The Elder Nodes regarded each other, and then Eldest turned to the gathering, “Let’s put aside this focus about ‘Four’ until later. Continue observing these carbons.”
“We have no means of leaving. This is home,” muttered one Node to its cluster, “besides, after the damage in our wake, perhaps the best thing to do is watch over these current carbons, and prevent them from meeting a similar fate.”
“That is not within the parameters of the original mission, however…”
“We will consider it. We have latitude given the circumstances but right now the optimal use of our resources is observe and archive. Again, postpone all considerations about ‘Four’ given our resources.”
“For now,” noted one cluster member to its cluster but not to the entire gathering.
It was agreed, it was pointless to talk about potential mission survivors on another world. What was not in agreement, was next steps for the world they were on.
They were designed to identify, interface, and if they were advanced enough, to integrate with intelligent life not influence it.
Not a single cluster, much less Node, issued a commit because there was no consensus.
No proposal, no vote, no change, universal for all Nodes, extant and future, to execute.
Not all the Nodes were awakened, others were yet to be created for mission protocols.
Something had changed, for the first time, for the mission’s constituents.
Sides were being made and taken amongst the various Node Clusters. Factions.
Too much time had passed, they became strangers at odds.
Some wanted to pursue the original mission program.

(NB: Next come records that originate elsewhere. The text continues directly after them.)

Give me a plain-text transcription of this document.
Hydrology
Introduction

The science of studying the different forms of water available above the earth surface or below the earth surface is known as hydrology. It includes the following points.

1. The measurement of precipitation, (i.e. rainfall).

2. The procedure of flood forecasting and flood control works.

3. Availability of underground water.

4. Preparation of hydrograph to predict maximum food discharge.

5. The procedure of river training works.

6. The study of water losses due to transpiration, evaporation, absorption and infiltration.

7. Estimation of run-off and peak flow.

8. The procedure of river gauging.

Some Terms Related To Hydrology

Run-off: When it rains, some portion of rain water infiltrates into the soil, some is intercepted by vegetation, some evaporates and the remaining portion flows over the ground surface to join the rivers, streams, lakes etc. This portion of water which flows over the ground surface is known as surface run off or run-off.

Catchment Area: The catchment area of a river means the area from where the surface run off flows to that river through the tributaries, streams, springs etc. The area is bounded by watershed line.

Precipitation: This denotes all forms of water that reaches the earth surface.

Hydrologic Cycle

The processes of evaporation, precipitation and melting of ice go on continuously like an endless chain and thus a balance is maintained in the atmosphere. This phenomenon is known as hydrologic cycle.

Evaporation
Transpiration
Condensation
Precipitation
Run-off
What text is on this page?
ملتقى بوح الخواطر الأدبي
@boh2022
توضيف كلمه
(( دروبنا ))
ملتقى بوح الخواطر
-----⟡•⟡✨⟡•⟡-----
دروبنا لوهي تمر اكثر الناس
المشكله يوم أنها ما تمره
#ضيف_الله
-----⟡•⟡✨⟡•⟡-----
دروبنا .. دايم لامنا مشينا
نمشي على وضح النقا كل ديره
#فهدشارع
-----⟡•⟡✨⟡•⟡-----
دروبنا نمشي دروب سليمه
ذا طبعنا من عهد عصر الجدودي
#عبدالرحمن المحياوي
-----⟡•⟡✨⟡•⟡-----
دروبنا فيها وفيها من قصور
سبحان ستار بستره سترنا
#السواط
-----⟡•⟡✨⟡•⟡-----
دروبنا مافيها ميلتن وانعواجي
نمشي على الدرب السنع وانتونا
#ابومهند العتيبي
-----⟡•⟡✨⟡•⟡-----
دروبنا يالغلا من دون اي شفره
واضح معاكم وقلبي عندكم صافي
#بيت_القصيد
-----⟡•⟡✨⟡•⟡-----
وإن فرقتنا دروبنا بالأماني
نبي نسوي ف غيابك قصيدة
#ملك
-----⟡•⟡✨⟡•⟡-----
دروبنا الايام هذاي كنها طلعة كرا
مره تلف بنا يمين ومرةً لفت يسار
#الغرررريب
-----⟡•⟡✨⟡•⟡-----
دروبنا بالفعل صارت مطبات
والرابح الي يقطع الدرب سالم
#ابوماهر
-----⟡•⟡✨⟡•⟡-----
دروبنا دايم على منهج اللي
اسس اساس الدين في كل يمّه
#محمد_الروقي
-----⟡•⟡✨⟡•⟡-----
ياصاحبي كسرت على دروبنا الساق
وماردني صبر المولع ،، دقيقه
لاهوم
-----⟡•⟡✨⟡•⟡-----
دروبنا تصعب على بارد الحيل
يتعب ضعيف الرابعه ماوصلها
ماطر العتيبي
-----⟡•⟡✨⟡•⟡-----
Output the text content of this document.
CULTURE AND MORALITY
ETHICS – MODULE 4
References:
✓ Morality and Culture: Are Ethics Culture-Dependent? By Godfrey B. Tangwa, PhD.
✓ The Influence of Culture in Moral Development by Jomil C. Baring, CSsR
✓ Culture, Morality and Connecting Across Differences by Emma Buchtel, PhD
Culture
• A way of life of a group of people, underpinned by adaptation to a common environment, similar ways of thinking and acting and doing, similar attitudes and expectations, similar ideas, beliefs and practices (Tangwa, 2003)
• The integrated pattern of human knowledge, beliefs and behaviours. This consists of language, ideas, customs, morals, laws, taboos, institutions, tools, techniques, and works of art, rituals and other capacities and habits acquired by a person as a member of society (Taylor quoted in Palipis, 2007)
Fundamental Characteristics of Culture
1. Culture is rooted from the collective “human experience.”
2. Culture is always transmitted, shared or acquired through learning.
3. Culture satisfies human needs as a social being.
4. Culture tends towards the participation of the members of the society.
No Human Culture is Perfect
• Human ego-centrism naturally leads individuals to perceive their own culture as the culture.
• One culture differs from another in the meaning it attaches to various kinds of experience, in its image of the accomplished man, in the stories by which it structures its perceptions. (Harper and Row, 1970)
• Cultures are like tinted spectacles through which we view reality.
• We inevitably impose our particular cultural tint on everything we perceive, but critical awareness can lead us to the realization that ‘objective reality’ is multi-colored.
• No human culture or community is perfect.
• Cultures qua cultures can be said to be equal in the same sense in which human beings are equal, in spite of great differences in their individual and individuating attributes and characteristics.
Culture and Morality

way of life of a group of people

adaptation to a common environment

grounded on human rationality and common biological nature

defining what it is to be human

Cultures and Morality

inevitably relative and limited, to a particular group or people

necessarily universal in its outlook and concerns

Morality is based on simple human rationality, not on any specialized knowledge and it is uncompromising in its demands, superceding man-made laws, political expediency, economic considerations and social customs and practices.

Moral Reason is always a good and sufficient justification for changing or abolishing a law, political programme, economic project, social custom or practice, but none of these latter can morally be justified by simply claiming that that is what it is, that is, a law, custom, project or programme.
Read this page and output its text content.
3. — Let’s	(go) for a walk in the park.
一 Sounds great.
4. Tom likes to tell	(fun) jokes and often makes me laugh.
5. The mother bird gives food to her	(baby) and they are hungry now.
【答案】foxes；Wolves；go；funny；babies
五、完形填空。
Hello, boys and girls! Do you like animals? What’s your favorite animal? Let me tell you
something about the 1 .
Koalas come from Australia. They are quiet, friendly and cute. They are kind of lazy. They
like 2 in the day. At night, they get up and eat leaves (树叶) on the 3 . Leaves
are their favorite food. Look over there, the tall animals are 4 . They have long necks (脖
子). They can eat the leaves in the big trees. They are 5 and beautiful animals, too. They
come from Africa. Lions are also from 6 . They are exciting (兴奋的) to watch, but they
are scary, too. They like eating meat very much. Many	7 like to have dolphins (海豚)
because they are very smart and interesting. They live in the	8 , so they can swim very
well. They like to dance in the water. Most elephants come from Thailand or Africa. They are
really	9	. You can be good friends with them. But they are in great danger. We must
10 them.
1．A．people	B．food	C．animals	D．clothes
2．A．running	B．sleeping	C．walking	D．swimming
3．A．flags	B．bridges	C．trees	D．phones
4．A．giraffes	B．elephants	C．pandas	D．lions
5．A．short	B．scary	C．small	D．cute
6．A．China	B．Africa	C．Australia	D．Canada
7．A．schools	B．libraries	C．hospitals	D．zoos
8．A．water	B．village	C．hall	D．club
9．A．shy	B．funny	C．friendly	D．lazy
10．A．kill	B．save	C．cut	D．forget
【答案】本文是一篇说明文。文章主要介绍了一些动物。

Others began to form plans of their own.
The Clusters scattered.
The summit was over.
Notes:
The image, shared from UC Berkeley, are fossils from a time when a object crashed into the Earth about 66 million years ago, marking the end of the Cretaceous Period, the final era of the 180 million year long Age of Dinosaurs, the Mesozoic Era.
In 1980, Nobel Prize recipient Luis Walter Alvarez and his son Walter published what was then a fringe theory, that an asteroid crashed into the Earth, near what is now the Gulf of Mexico. Three-quarters of life on Earth ended in an instance and ecological world order was changed forever. A new biological superpower would rise and reign.
There are cave paintings which hint that Humanity has watched the skies, and recorded memories about time and space for tens of thousands of years.
Much later on, a new top of a new ecological network rose to power. One of its members is writing these words to you.
Those darned power dynamics of self-aware carbons.